Une crêperie japonaise à Marseille

Le 03/02/2015 à 08h38 - Actualité de la crêpe

Christophe Caïola, 33 ans, s'est fixé comme objectif de fonder la première crêperie japonaise dans sa ville d’origine, à Marseille. Aujourd’hui c’est chose faite : sa crêperie, baptisée Ko-ishi, est désormais opérationnelle. Mais attention : il ne s’agit pas d’une énième enseigne de bars à sushis ou de cantine japonaise où l’on sert sushis et makizushis. Avec Okaasan et Takosan, Ko-ishi est l’une des rares adresses marseillaises offrant des spécialités japonaises autres que les traditionnels sushis.

Une crêperie proposant des spécialités japonaises dans une rue populaire de Marseille
Ko-ishi (littéralement « caillou » en japonais, une allusion au pseudonyme du propriétaire Christophe Caïola) est une authentique crêperie nipponne. Ce concept est le résultat d’une alchimie : les quatre ans que Christophe Caïola a passés dans une crêperie bretonne conjuguée à sa passion démesurée pour la culture japonaise. Après une année d’apprentissage aux côtés du chef Noriaki Shimbara, en mars 2014, Christophe Caïola inaugure son établissement dédié à la cuisine de rue japonaise. Il prend alors possession d’un local quelconque ayant auparavant abrité un snack. L’endroit se trouve au cœur de l’un des quartiers les plus vivants de la Cité phocéenne : la rue Sainte du 1er arrondissement. Ko-Ishi est implanté au numéro 25 de cette rue à quelques pas du Vieux-Port. Cette nouvelle table dispose de plats authentiques, préparés et servis rapidement. Ils sont à emporter ou à déguster sur place au milieu d’un cadre traditionnel et détendu.

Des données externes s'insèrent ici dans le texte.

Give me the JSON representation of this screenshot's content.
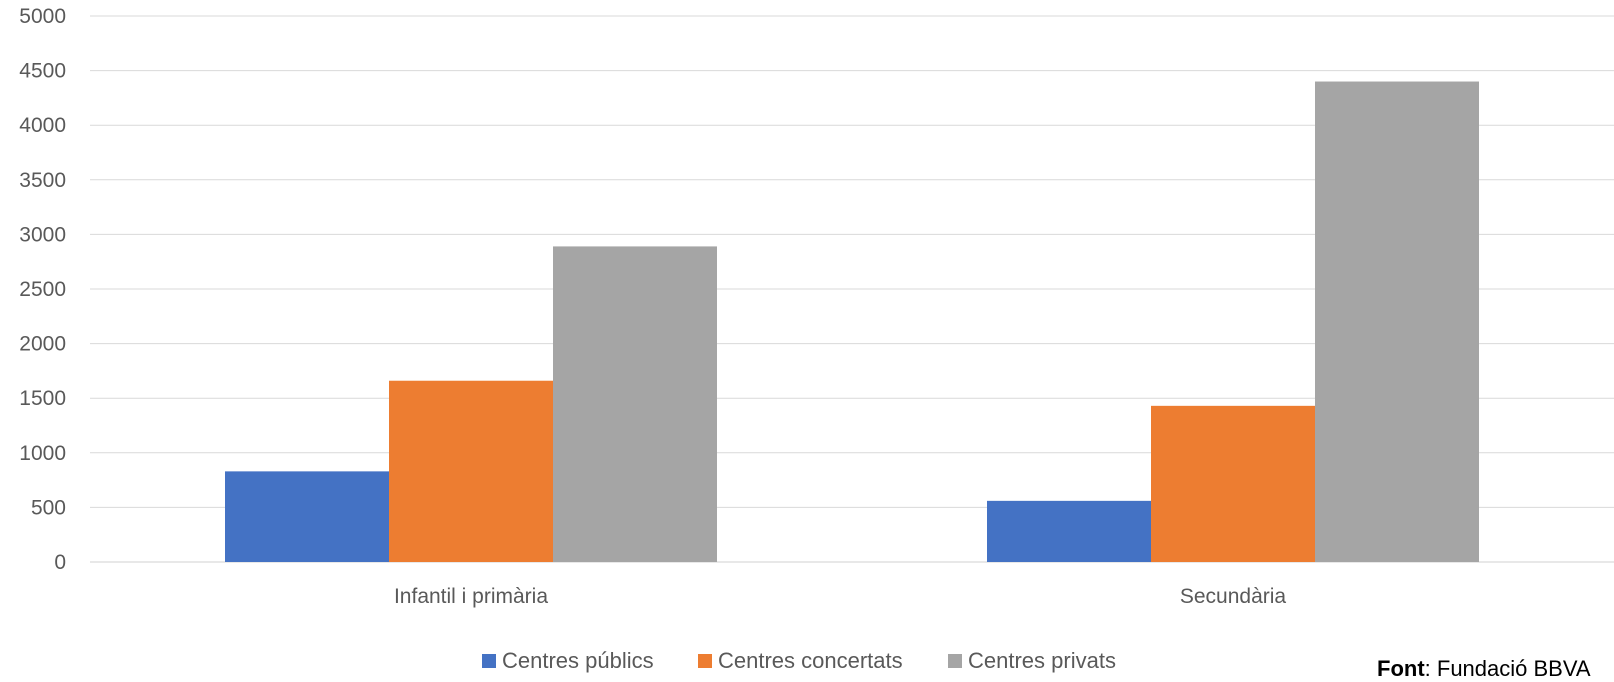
{
  "chart_data": {
    "type": "bar",
    "categories": [
      "Infantil i primària",
      "Secundària"
    ],
    "series": [
      {
        "name": "Centres públics",
        "values": [
          830,
          560
        ],
        "color": "#4472C4"
      },
      {
        "name": "Centres concertats",
        "values": [
          1660,
          1430
        ],
        "color": "#ED7D31"
      },
      {
        "name": "Centres privats",
        "values": [
          2890,
          4400
        ],
        "color": "#A5A5A5"
      }
    ],
    "yticks": [
      "0",
      "500",
      "1000",
      "1500",
      "2000",
      "2500",
      "3000",
      "3500",
      "4000",
      "4500",
      "5000"
    ],
    "ylim": [
      0,
      5000
    ],
    "grid": true,
    "legend_position": "bottom"
  },
  "source": {
    "label": "Font",
    "text": ": Fundació BBVA"
  }
}
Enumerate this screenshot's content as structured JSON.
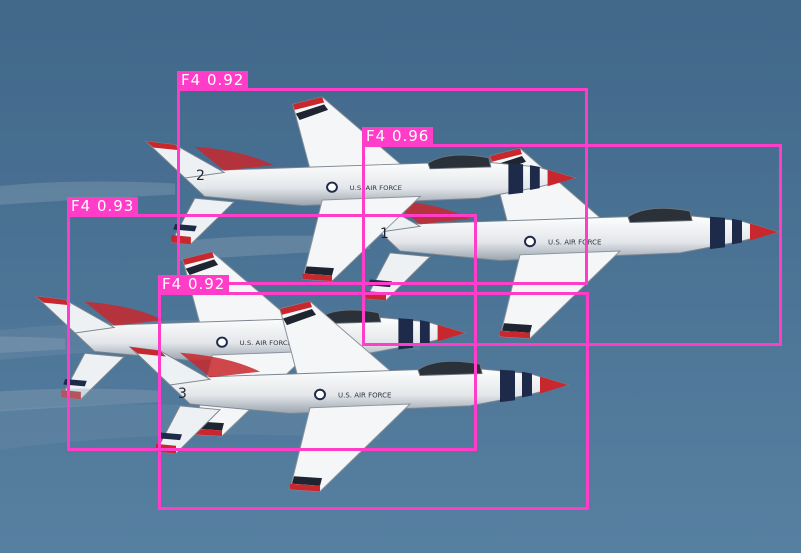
{
  "image": {
    "description_tag": "formation of four jet aircraft with object-detection overlays",
    "sky_color": "#4a7294",
    "box_color": "#ff3dc8"
  },
  "detections": [
    {
      "label": "F4 0.92",
      "class": "F4",
      "confidence": 0.92
    },
    {
      "label": "F4 0.96",
      "class": "F4",
      "confidence": 0.96
    },
    {
      "label": "F4 0.93",
      "class": "F4",
      "confidence": 0.93
    },
    {
      "label": "F4 0.92",
      "class": "F4",
      "confidence": 0.92
    }
  ],
  "markings": {
    "tail_numbers": [
      "2",
      "1",
      "3"
    ]
  }
}
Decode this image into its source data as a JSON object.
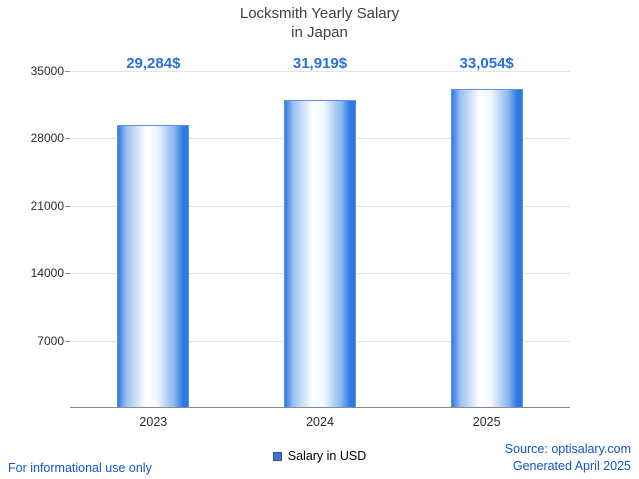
{
  "title": {
    "line1": "Locksmith Yearly Salary",
    "line2": "in Japan"
  },
  "chart_data": {
    "type": "bar",
    "title": "Locksmith Yearly Salary in Japan",
    "categories": [
      "2023",
      "2024",
      "2025"
    ],
    "values": [
      29284,
      31919,
      33054
    ],
    "value_labels": [
      "29,284$",
      "31,919$",
      "33,054$"
    ],
    "xlabel": "",
    "ylabel": "",
    "ylim": [
      0,
      35000
    ],
    "yticks": [
      7000,
      14000,
      21000,
      28000,
      35000
    ],
    "grid": true,
    "legend": [
      "Salary in USD"
    ],
    "legend_position": "bottom",
    "bar_color": "#2f79e6"
  },
  "legend": {
    "label": "Salary in USD",
    "swatch_color": "#4472c4"
  },
  "footer": {
    "left": "For informational use only",
    "source": "Source: optisalary.com",
    "generated": "Generated April 2025"
  },
  "colors": {
    "value_label_blue": "#2a72d8",
    "link_blue": "#1155cc",
    "title_gray": "#3f3f3f"
  }
}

Deux recettes cultes de crêpes du Japon à l’honneur chez Ko Ishi
Dans le QG de Christophe, seulement deux recettes typiques du catalogue culinaire japonais sont disponibles. Chez Ko-ishi, vos papilles vont à la rencontre de deux plats traditionnels concoctés à partir de pâte. Il s’agit de l'okonomiyaki et du takoyaki. La première désigne une crêpe cuisinée à Osaka rappelant étrangement à la pizza au niveau de son élaboration : avec des garnitures au choix (émincés de porcs par exemple), on enrichit une pâte moelleuse seulement agrémentée de quelques lanières de feuille de chou croquant. Quant au takoyaki, il s’agit de boules de beignets à happer. Ils sont fourrés au poulpe, ou encore aux crevettes, mais également au fromage. Takoyaki se déguste brûlant ! Les deux recettes contiennent de petites rondelles de cébettes et de morceau de bonite séchée. Elles sont servies accompagnées d’une mayonnaise japonaise, d’une sauce sucrée, de tranches de gingembre.

La décoration
À l’extérieur comme à l’intérieur, le rouge est de rigueur. Pour une ambiance jeune, mais toujours dans le respect de l’esprit japonais, une borne arcade prend place au fond de la salle. De nombreuses banderoles affichant des caractères japonais sont suspendues au mur et au plafond. Derrière le comptoir, Christophe Caïola cuisine, vêtu de la même tenue que celle des chefs de cuisine japonais.

Sur place ou à emporter
L’Okonomiyaki se présente dans la forme d’une sucette fixée à une baguette en bois alors que les Takoyaki sont disposés dans un cornet. Il est également possible de les commander en formule Bento. Celui-ci contient en plus de la salade de chou ou de l'Edamame, du riz et des tranches de gingembre macéré. En dessert, Ko Ishi propose des doriyaki et des chocoyakis. Tout peut-être emporter ou déguster sur place, en salle ou en terrasse. Les Okonomiyaki coûtent entre 6 €50 et 8 €50 pour. Quant aux Takoyaki, ils sont vendus par cornet de 6 pièces, à  5,50 € le cornet.